Et sur le tendre de la gorge, les ongles encore ont créé des zones sombres.

Je les sens sous le tissu et croirais les poumons y prenant leur air.

Vendredi 24 juillet 2015 à 1:27

"Cet après-midi votre oncle V. est décédé, paisiblement en tenant la main de son épouse et de sa fille aînée."

Le mail arrive encore un peu plus tôt que prévu, mais enfin ça fait un an qu'il est malade, le cycle maison-hôpital-maison s'est accéléré, on s'y attendait. Et il est mort dans la maison de famille léguée par sa mère, chez lui - rare et presque précieux.

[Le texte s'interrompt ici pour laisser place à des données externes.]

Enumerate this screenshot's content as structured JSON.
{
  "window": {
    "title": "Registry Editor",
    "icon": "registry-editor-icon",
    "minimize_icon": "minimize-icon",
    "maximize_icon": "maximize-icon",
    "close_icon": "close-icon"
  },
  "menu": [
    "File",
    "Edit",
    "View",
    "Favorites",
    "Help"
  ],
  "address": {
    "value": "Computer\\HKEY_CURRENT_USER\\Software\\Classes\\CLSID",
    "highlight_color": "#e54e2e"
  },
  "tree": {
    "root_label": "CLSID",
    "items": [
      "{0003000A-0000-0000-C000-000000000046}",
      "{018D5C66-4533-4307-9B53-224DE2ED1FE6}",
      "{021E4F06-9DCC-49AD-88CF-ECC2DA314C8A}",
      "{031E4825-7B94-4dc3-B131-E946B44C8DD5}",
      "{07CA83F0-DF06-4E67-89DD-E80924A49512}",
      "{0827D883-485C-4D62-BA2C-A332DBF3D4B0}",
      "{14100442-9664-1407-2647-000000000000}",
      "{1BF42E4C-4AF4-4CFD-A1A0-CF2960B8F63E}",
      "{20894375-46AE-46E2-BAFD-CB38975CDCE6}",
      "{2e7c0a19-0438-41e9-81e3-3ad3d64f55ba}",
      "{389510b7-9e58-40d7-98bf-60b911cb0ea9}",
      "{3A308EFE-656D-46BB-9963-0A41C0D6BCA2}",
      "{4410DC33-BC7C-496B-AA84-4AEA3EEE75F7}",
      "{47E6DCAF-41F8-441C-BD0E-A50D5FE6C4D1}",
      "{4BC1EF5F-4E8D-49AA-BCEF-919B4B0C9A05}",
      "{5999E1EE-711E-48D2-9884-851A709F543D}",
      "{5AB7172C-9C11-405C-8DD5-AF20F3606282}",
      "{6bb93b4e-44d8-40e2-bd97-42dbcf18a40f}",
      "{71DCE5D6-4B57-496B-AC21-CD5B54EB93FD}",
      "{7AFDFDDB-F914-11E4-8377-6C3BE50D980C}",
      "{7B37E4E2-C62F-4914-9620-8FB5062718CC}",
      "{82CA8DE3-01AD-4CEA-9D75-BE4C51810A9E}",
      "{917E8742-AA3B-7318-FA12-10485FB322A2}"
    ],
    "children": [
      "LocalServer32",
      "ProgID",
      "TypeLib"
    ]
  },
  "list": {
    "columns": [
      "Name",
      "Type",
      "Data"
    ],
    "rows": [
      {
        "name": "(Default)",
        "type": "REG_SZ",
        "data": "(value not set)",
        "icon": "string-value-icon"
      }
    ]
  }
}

En la relisant je sens dans la phrase si factuelle - adverbe excepté - de mon père une approbation, une certaine envie même à l'idée de cette scène. Mourir chez moi, entre ma femme et ma fille, oui. Une envie mélancolique triste.
Il ne pourra pas tenir la main de son épouse, déjà décédée.


Et je réalise soudain, ou plutôt soudain la culpabilité me douche, m'avale, m'inonde, j'ai laissé ma mère mourir toute seule, toute seule, seule dans une chambre d'hôpital au fond d'un service de réanimation, dans le coma, seule, câblée de plastique entourée de métal, d'ombres, de vide, seule, détachée du monde par l'inconscience et notre absence, abandonnée.
Je suis venue la veille, tard, et j'ai fui.
Et j'aurais fui encore si le matin elle avait été vivante encore, j'avais trop peur de voir ça, le passage.
La honte, la honte, et je ne sais pas comment implorer pardon.

Lundi 30 mars 2015 à 0:52

Ma mère est morte.
Maman est morte.
 Ma maman est morte.
Sa maman est morte doivent dire les autres.
Sa mère est morte.
Ta maman est morte.
Elle est morte.

Ca ne fait toujours aucun sens.

Mercredi 13 août 2014 à 0:57

J'ai été avec tout un tas de gars dans ma vie.
Si je rêvasse, me reviennent des bribes, ou des genres de fresques de l'histoire, des moments précis, des sensations, des conversations. Les émotions sont parfois intactes, d'autres fois devenues fades. Certains d'entre eux n'ont plus d'importance. Mais je sais bien qu'ils en ont eu, ce jour-là, ces temps-là, beaucoup.
J'ai fait tout un tas de choses avec chacun, on est parti en vacances, en week-end, on a fait des projets réalistes et des plans sur la comète, on a discuté des nuits entières, on s'est soutenus, engueulés,  on a ri, on s'est souri. J'ai rencontré leurs parents, leurs amis, leurs frères et soeurs, ils sont venus dans ma famille pour les vacances, on a fait des choses insignifiantes mais délicieuses, ils ont pu me faire tourner en bourrique mais aussi me faire tourner la tête avec leurs mots, leurs gentillesses, leurs attentions, leur voix, leurs yeux, leur doux sourire. En me faisant sentir aimée, tout simplement. Ca a été des histoires courtes ou plus longues, quelques fois en dents de scie, quelques fois surtout physiques. Je ne dis pas qu'on ne s'est pas trompés, un peu, beaucoup, et que personne n'a souffert. Ils ont pu être durs avec moi, me faire perdre confiance par moment - ça partait je crois d'une bonne intention, mais je suis trop influençable - ou au contraire m'assurer, me rassurer, tellement, j'en devenais presque sûre de moi, j'y étais presque, j'allais basculer, mais toujours quelque chose me maintenait dans l'incertitude, quand j'avais l'impression de me réveiller et de regarder la situation plus froidement. J'ai parfois l'impression que je ne savais rien à l'époque, que j'étais aveugle et sourde et coupée de la réalité. Des gens. Des échanges sociaux qui ont l'air si évidents pour les autres.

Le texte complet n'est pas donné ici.